Hence, it came as little surprise that, after fleeing Germany to escape legal consequences for the bombing of a Frankfurt department store in April 1968, Ensslin, Andreas Baader, and Ulrike Meinhof made their way to a Fatah camp in Jordan, where they trained and plotted further operations. Fatah, co-founded by Yassir Arafat, was the enemy of their enemy — Israel. But, as Burke reveals, that did not mean that the young German revolutionaries fit in there or that their stay in Jordan was without tensions — tensions that pointed to a larger misalignment between aims and approaches on the global left.

 

Burke’s accounts of the Baader-Meinhof gang and its bloody campaign will revolt readers, and not just for the obvious reason that the young militants plotted and carried out cowardly bombings that killed U.S. servicemen and innocent drivers and bodyguards. Ensslin, Baader, and Meinhof come off here as a deeply spoiled bunch. Baader, in particular, acts like a toff and a playboy in Burke’s account — a selfish, arrogant, self-indulgent lout who posed for erotic magazines, loved to drive and sometimes stole fancy cars, and rarely acted with maturity or restraint.

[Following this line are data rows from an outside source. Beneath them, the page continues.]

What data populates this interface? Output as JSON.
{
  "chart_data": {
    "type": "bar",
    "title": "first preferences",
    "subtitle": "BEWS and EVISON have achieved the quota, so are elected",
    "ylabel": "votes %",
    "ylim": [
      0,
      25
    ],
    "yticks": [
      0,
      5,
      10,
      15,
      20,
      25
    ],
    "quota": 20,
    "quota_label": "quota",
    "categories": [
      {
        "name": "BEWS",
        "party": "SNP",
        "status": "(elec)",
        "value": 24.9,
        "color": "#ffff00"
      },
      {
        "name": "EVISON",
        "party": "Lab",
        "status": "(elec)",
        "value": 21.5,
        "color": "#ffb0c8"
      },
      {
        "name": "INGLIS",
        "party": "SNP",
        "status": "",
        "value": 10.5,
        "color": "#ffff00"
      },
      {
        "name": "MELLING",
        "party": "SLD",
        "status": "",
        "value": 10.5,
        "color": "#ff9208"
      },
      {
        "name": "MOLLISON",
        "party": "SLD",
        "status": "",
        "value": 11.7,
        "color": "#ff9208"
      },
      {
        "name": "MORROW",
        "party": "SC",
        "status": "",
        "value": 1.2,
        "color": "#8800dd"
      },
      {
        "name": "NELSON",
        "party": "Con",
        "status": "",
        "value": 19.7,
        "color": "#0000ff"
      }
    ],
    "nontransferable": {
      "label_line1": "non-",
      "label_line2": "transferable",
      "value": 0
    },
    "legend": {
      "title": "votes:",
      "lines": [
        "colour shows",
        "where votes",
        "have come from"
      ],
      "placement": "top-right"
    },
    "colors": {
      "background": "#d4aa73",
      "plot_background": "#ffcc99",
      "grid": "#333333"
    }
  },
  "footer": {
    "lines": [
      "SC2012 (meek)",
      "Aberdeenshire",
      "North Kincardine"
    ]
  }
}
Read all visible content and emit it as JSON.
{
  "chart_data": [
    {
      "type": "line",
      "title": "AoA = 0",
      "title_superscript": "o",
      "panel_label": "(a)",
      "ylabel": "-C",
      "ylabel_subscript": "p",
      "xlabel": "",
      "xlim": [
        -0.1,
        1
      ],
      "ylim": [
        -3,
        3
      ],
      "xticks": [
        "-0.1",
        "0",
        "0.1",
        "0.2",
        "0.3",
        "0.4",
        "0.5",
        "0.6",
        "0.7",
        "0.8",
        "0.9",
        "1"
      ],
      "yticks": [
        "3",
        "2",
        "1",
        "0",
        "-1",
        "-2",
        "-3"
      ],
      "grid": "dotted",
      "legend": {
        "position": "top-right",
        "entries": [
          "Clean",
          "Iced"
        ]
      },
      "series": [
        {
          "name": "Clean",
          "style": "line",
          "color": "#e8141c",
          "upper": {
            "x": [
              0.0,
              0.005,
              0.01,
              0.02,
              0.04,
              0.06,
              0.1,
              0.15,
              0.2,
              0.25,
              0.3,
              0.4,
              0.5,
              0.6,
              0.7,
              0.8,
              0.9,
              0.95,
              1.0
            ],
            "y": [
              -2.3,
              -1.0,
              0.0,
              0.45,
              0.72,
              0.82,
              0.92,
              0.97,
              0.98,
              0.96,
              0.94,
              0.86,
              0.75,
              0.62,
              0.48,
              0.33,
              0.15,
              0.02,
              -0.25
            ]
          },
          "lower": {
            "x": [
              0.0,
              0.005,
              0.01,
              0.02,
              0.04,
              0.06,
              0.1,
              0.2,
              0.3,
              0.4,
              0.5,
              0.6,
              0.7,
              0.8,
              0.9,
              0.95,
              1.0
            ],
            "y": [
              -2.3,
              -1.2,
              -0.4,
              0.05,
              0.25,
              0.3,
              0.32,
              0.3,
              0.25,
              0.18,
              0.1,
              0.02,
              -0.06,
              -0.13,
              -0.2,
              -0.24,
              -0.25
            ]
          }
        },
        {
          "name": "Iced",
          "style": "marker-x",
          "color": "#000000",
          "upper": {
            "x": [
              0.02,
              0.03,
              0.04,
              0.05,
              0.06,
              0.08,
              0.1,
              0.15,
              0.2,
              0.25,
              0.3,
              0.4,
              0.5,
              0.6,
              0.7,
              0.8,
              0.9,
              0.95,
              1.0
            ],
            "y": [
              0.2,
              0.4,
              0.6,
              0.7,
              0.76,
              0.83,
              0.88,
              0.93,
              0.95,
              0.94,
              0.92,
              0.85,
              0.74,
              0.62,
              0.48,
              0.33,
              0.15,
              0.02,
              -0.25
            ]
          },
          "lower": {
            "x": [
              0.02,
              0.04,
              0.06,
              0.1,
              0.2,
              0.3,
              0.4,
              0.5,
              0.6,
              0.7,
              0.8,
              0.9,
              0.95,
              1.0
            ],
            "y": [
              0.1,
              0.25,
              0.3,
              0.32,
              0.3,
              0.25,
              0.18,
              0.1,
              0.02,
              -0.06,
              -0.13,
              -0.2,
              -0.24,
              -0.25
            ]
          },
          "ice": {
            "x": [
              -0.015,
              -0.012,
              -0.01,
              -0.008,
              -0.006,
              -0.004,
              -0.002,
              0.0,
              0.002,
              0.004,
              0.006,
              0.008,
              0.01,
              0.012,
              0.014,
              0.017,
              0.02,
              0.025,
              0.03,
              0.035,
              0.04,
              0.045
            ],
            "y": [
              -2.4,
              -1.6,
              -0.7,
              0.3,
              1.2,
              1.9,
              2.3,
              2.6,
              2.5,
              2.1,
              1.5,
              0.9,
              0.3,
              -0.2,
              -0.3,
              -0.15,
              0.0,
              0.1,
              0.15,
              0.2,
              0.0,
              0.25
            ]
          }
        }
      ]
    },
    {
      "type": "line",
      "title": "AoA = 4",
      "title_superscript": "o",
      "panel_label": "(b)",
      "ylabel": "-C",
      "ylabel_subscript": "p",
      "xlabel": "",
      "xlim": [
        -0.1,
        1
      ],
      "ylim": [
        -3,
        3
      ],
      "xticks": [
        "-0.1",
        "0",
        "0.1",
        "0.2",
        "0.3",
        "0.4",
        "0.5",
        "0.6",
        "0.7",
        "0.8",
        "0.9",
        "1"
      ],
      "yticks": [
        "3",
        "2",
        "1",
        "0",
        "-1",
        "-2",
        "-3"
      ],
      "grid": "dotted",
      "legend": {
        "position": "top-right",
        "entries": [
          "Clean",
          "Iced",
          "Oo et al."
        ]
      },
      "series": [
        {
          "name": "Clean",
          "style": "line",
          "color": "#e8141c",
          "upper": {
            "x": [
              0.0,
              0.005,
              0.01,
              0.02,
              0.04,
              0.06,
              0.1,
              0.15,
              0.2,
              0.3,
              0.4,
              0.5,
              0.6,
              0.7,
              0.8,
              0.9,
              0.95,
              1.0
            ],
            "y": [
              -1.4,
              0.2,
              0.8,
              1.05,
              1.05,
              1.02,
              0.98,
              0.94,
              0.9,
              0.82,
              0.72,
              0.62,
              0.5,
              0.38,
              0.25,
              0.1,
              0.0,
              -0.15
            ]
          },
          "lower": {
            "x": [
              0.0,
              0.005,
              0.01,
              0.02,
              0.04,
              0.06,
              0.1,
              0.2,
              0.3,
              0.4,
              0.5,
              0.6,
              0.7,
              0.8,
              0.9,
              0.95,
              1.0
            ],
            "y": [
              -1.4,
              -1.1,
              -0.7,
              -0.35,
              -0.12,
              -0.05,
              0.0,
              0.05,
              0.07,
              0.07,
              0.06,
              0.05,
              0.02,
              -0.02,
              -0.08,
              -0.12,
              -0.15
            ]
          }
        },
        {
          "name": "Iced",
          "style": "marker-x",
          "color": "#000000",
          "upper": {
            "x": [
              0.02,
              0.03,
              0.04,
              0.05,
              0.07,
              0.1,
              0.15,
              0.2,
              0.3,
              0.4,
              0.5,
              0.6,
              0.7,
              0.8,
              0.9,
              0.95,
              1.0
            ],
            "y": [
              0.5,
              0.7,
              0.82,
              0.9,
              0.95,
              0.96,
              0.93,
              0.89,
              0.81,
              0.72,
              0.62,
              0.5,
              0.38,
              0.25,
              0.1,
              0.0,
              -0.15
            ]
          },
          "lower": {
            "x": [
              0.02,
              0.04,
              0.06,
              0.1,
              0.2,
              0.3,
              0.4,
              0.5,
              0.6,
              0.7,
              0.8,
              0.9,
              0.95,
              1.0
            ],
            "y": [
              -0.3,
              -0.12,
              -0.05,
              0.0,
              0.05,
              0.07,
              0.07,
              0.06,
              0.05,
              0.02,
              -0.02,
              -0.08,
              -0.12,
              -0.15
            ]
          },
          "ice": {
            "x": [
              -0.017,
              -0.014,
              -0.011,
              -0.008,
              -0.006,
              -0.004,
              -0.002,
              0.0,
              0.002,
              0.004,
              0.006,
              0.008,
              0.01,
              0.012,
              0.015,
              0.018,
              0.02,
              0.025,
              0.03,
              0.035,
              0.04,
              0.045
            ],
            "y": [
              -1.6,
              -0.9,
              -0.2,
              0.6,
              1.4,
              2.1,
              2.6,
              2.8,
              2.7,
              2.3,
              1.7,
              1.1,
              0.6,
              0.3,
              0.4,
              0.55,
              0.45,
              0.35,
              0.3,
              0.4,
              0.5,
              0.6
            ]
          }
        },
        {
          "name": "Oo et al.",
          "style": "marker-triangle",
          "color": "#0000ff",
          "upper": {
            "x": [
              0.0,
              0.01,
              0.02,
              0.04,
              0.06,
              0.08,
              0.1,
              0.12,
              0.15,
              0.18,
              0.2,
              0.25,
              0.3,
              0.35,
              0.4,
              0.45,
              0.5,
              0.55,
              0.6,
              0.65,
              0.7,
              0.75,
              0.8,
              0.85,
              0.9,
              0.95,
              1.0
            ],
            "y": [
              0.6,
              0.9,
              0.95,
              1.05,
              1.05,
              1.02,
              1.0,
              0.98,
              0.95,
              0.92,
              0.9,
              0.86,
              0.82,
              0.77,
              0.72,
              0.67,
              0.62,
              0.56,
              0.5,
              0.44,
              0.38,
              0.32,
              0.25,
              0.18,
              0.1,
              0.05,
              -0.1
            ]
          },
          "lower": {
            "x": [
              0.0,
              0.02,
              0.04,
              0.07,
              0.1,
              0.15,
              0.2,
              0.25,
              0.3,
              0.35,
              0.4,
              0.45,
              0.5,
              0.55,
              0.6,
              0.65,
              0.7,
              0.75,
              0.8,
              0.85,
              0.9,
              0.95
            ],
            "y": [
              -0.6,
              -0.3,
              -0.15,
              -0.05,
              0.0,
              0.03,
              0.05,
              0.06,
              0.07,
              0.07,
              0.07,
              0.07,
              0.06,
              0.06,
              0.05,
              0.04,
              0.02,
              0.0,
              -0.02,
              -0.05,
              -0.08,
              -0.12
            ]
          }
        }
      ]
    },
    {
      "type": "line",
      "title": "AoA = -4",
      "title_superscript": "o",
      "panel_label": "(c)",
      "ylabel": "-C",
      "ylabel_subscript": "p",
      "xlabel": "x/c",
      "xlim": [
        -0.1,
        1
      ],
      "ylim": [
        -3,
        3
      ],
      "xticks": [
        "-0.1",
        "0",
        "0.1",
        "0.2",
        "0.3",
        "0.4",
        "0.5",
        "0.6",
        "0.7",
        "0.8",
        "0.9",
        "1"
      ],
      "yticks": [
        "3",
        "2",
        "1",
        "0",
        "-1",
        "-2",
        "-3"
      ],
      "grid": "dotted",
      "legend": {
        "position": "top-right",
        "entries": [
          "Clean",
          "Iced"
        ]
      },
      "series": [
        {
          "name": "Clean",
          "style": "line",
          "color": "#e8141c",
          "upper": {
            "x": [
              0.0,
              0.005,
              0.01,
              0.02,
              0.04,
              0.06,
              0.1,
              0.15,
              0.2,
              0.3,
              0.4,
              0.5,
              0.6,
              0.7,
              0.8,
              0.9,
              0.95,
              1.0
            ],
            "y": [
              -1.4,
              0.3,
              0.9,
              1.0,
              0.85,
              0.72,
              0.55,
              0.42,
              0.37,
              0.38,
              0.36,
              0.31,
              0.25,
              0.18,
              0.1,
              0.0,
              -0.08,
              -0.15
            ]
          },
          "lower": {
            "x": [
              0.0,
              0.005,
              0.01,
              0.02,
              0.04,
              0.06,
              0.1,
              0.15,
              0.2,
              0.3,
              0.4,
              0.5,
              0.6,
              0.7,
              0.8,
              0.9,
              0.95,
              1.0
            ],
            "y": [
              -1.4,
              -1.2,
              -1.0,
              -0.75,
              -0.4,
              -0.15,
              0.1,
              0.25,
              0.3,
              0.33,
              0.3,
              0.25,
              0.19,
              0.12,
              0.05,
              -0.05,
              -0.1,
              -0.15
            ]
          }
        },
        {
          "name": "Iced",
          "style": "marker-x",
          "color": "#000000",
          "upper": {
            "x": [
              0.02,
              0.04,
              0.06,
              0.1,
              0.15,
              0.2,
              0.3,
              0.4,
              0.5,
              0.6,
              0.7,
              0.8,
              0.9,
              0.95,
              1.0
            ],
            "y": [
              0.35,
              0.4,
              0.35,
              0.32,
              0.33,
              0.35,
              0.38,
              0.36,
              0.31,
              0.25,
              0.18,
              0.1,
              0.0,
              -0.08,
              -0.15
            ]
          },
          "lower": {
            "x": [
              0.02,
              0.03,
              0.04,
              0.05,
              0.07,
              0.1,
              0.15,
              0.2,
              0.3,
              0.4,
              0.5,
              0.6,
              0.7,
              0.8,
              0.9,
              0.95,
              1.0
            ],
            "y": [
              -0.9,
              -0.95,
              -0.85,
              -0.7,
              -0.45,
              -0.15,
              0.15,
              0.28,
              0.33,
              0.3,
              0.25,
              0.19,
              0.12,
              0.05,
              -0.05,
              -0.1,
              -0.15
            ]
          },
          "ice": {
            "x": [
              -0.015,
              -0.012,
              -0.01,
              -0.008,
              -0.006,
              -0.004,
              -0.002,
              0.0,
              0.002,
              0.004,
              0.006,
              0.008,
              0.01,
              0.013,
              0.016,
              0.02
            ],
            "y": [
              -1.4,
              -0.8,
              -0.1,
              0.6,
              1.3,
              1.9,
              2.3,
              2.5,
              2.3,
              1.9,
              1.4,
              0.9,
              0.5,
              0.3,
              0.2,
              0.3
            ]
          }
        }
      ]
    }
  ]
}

These supposed allies of the poor often take advantage of the favors of rich and powerful friends, keeping out of the reach of the law by staying at their fancy residences in Italy and France. Far be it from these revolutionaries to have to rough it.

 

During their time at the Fatah camp in Jordan, the three young Germans prove inept with weapons, and on one occasion, Meinhof freezes after pulling the pin out of a grenade on the training ground, leading Baader to call her a “bourgeois sow.” They complain about having to consume a diet of rice, flatbread, water, and tea. It is as if the revolutionaries, whose public personae are predicated on identification with the oppressed and impoverished, are saying to their hosts, You actually expect us to subsist on this standard-issue fare? What are we, a bunch of proles? The hosts are shocked that the revolutionaries want to sleep together and sunbathe in the nude. Germany’s textile-free bathing culture, fine dining, and other trappings of the bourgeois life are not dispensable just because the three happen to be guests in a terrorist training camp in Jordan.

 

Spoiled kids were the tip of the revolutionary spear in the 1970s. What a surprise — and how utterly unrecognizable to us today — that the co-executive directors of Indivisible, the Washington-based organization supporting the protests, are both graduates of elite Carleton College in Minnesota, whose annual tuition is over $90,000. Many of the protesters running riot in Minneapolis are relying at least partly on a $7.8 million funding package provided from George Soros through Indivisible, according to a New York Post report. One does have to wonder whether well-heeled, college-educated young sunshine soldiers in the war against oppression would give up their comfortable lifestyles for the good of their cause — or even trade places for one day with the immigrants they claim to champion.

 

Upon finishing Burke’s sweeping, nearly 800-page history, the reader may recall T. S. Eliot’s famous lines about how the end of our exploring “Will be to arrive where we started / And know the place for the first time.” Though Burke is not the first author to recount the terrors and traumas of the 1970s, his scope is broad enough that we — as witnesses to scenes today not unlike those that fill the pages of his account — are uniquely positioned to grasp the revolutionary dynamics that drove events of that earlier era. With that understanding, we can clearly see how much our present moment owes to the past one.